Doch es gibt erste Hoffnungsschimmer. Im Osten Estlands scheint sich - bei aller Vorsicht – die Lage zu beruhigen. "Wir beobachten, dass es dort inzwischen mehr Wildschweine mit Antikörpern gibt und keine Tiere mehr gefunden werden, in denen das Virus nachgewiesen wird", sagte Conraths. Die Antikörperträger seien Tiere, die sich mit der Seuche auseinandergesetzt und überlebt haben. Allerdings sei bislang unklar, ob diese Antikörper die Tiere vor einer neuen Infektion schützen, schränkte der Experte ein. Zudem könnte die Seuche auch wieder aufflammen, wenn neue Wildschwein-Generationen nachwachsen.

Bislang gibt es keinen Impfstoff gegen die Schweinepest, was die Bekämpfung erschwert. Allerdings berichten spanische Wissenschaftler von ersten Erfolgen bei der Impfstoffentwicklung mit einem Lebendvirus. "Wir sehen mit großer Spannung auf die Untersuchungen der Kollegen", sagte Conraths.
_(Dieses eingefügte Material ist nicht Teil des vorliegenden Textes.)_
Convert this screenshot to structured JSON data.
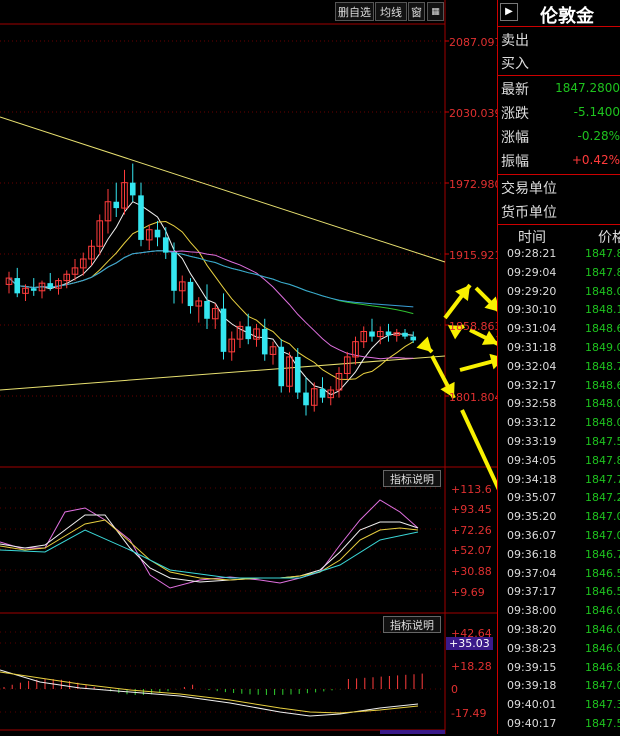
{
  "toolbar": {
    "buttons": [
      "删自选",
      "均线",
      "窗"
    ]
  },
  "main_axis": [
    "2087.097",
    "2030.039",
    "1972.980",
    "1915.921",
    "1858.863",
    "1801.804"
  ],
  "osc_axis": [
    "+113.6",
    "+93.45",
    "+72.26",
    "+52.07",
    "+30.88",
    "+9.69"
  ],
  "macd_axis": [
    "+42.64",
    "+35.03",
    "+18.28",
    "0",
    "-17.49"
  ],
  "indicator_label": "指标说明",
  "quote": {
    "title": "伦敦金",
    "sell_label": "卖出",
    "buy_label": "买入",
    "latest_label": "最新",
    "latest_value": "1847.2800",
    "change_label": "涨跌",
    "change_value": "-5.1400",
    "pct_label": "涨幅",
    "pct_value": "-0.28%",
    "amp_label": "振幅",
    "amp_value": "+0.42%",
    "unit_label": "交易单位",
    "currency_label": "货币单位"
  },
  "ticks_header": {
    "time": "时间",
    "price": "价格"
  },
  "ticks": [
    {
      "time": "09:28:21",
      "price": "1847.8"
    },
    {
      "time": "09:29:04",
      "price": "1847.8"
    },
    {
      "time": "09:29:20",
      "price": "1848.0"
    },
    {
      "time": "09:30:10",
      "price": "1848.1"
    },
    {
      "time": "09:31:04",
      "price": "1848.6"
    },
    {
      "time": "09:31:18",
      "price": "1849.0"
    },
    {
      "time": "09:32:04",
      "price": "1848.7"
    },
    {
      "time": "09:32:17",
      "price": "1848.6"
    },
    {
      "time": "09:32:58",
      "price": "1848.0"
    },
    {
      "time": "09:33:12",
      "price": "1848.0"
    },
    {
      "time": "09:33:19",
      "price": "1847.5"
    },
    {
      "time": "09:34:05",
      "price": "1847.8"
    },
    {
      "time": "09:34:18",
      "price": "1847.7"
    },
    {
      "time": "09:35:07",
      "price": "1847.2"
    },
    {
      "time": "09:35:20",
      "price": "1847.0"
    },
    {
      "time": "09:36:07",
      "price": "1847.0"
    },
    {
      "time": "09:36:18",
      "price": "1846.7"
    },
    {
      "time": "09:37:04",
      "price": "1846.5"
    },
    {
      "time": "09:37:17",
      "price": "1846.5"
    },
    {
      "time": "09:38:00",
      "price": "1846.0"
    },
    {
      "time": "09:38:20",
      "price": "1846.0"
    },
    {
      "time": "09:38:23",
      "price": "1846.0"
    },
    {
      "time": "09:39:15",
      "price": "1846.8"
    },
    {
      "time": "09:39:18",
      "price": "1847.0"
    },
    {
      "time": "09:40:01",
      "price": "1847.3"
    },
    {
      "time": "09:40:17",
      "price": "1847.5"
    }
  ],
  "chart_data": {
    "type": "candlestick",
    "price_range": [
      1790,
      2095
    ],
    "candles": [
      {
        "o": 1895,
        "h": 1905,
        "l": 1888,
        "c": 1900,
        "up": true
      },
      {
        "o": 1900,
        "h": 1908,
        "l": 1885,
        "c": 1888,
        "up": false
      },
      {
        "o": 1888,
        "h": 1895,
        "l": 1882,
        "c": 1892,
        "up": true
      },
      {
        "o": 1892,
        "h": 1900,
        "l": 1886,
        "c": 1890,
        "up": false
      },
      {
        "o": 1890,
        "h": 1898,
        "l": 1884,
        "c": 1896,
        "up": true
      },
      {
        "o": 1896,
        "h": 1904,
        "l": 1890,
        "c": 1892,
        "up": false
      },
      {
        "o": 1892,
        "h": 1900,
        "l": 1887,
        "c": 1898,
        "up": true
      },
      {
        "o": 1898,
        "h": 1906,
        "l": 1892,
        "c": 1903,
        "up": true
      },
      {
        "o": 1903,
        "h": 1915,
        "l": 1898,
        "c": 1908,
        "up": true
      },
      {
        "o": 1908,
        "h": 1920,
        "l": 1902,
        "c": 1915,
        "up": true
      },
      {
        "o": 1915,
        "h": 1930,
        "l": 1910,
        "c": 1925,
        "up": true
      },
      {
        "o": 1925,
        "h": 1950,
        "l": 1918,
        "c": 1945,
        "up": true
      },
      {
        "o": 1945,
        "h": 1970,
        "l": 1935,
        "c": 1960,
        "up": true
      },
      {
        "o": 1960,
        "h": 1975,
        "l": 1948,
        "c": 1955,
        "up": false
      },
      {
        "o": 1955,
        "h": 1985,
        "l": 1950,
        "c": 1975,
        "up": true
      },
      {
        "o": 1975,
        "h": 1990,
        "l": 1960,
        "c": 1965,
        "up": false
      },
      {
        "o": 1965,
        "h": 1975,
        "l": 1925,
        "c": 1930,
        "up": false
      },
      {
        "o": 1930,
        "h": 1942,
        "l": 1922,
        "c": 1938,
        "up": true
      },
      {
        "o": 1938,
        "h": 1945,
        "l": 1925,
        "c": 1932,
        "up": false
      },
      {
        "o": 1932,
        "h": 1940,
        "l": 1915,
        "c": 1920,
        "up": false
      },
      {
        "o": 1920,
        "h": 1928,
        "l": 1880,
        "c": 1890,
        "up": false
      },
      {
        "o": 1890,
        "h": 1902,
        "l": 1880,
        "c": 1897,
        "up": true
      },
      {
        "o": 1897,
        "h": 1900,
        "l": 1872,
        "c": 1878,
        "up": false
      },
      {
        "o": 1878,
        "h": 1885,
        "l": 1865,
        "c": 1882,
        "up": true
      },
      {
        "o": 1882,
        "h": 1895,
        "l": 1860,
        "c": 1868,
        "up": false
      },
      {
        "o": 1868,
        "h": 1880,
        "l": 1860,
        "c": 1876,
        "up": true
      },
      {
        "o": 1876,
        "h": 1888,
        "l": 1836,
        "c": 1842,
        "up": false
      },
      {
        "o": 1842,
        "h": 1858,
        "l": 1835,
        "c": 1852,
        "up": true
      },
      {
        "o": 1852,
        "h": 1866,
        "l": 1845,
        "c": 1862,
        "up": true
      },
      {
        "o": 1862,
        "h": 1872,
        "l": 1848,
        "c": 1852,
        "up": false
      },
      {
        "o": 1852,
        "h": 1864,
        "l": 1846,
        "c": 1860,
        "up": true
      },
      {
        "o": 1860,
        "h": 1868,
        "l": 1835,
        "c": 1840,
        "up": false
      },
      {
        "o": 1840,
        "h": 1850,
        "l": 1832,
        "c": 1846,
        "up": true
      },
      {
        "o": 1846,
        "h": 1852,
        "l": 1810,
        "c": 1815,
        "up": false
      },
      {
        "o": 1815,
        "h": 1842,
        "l": 1810,
        "c": 1838,
        "up": true
      },
      {
        "o": 1838,
        "h": 1845,
        "l": 1805,
        "c": 1810,
        "up": false
      },
      {
        "o": 1810,
        "h": 1822,
        "l": 1792,
        "c": 1800,
        "up": false
      },
      {
        "o": 1800,
        "h": 1818,
        "l": 1795,
        "c": 1813,
        "up": true
      },
      {
        "o": 1813,
        "h": 1822,
        "l": 1802,
        "c": 1806,
        "up": false
      },
      {
        "o": 1806,
        "h": 1815,
        "l": 1800,
        "c": 1812,
        "up": true
      },
      {
        "o": 1812,
        "h": 1830,
        "l": 1806,
        "c": 1825,
        "up": true
      },
      {
        "o": 1825,
        "h": 1842,
        "l": 1820,
        "c": 1838,
        "up": true
      },
      {
        "o": 1838,
        "h": 1854,
        "l": 1832,
        "c": 1850,
        "up": true
      },
      {
        "o": 1850,
        "h": 1862,
        "l": 1845,
        "c": 1858,
        "up": true
      },
      {
        "o": 1858,
        "h": 1868,
        "l": 1850,
        "c": 1854,
        "up": false
      },
      {
        "o": 1854,
        "h": 1862,
        "l": 1848,
        "c": 1858,
        "up": true
      },
      {
        "o": 1858,
        "h": 1864,
        "l": 1850,
        "c": 1855,
        "up": false
      },
      {
        "o": 1855,
        "h": 1860,
        "l": 1850,
        "c": 1857,
        "up": true
      },
      {
        "o": 1857,
        "h": 1860,
        "l": 1852,
        "c": 1854,
        "up": false
      },
      {
        "o": 1854,
        "h": 1858,
        "l": 1849,
        "c": 1851,
        "up": false
      }
    ]
  }
}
Zuversichtlich stimme auch, dass in Tschechien seit April 2018 kein infiziertes Schwein mehr gefunden wurde. Das tschechische Bekämpfungssystem mit der Einrichtung von streng abgeriegelten Kernzonen und darum ringförmig angelegten Pufferzonen hat sich nach Einschätzung des FLI bislang als wirkungsvoll erwiesen und dient als "Blaupause" für einen möglichen Ausbruch in Deutschland.

Das Bundesland Mecklenburg-Vorpommern hat sich einen 51 Kilometer langen Elektrozaun zugelegt, mit dem im Falle eines Ausbruchs die Kernzone abgeriegelt werden soll. "Eigentlich grenzt es an ein Wunder, dass wir noch nicht betroffen sind", sagte Mecklenburg-Vorpommerns Agrarminister Till Backhaus (SPD).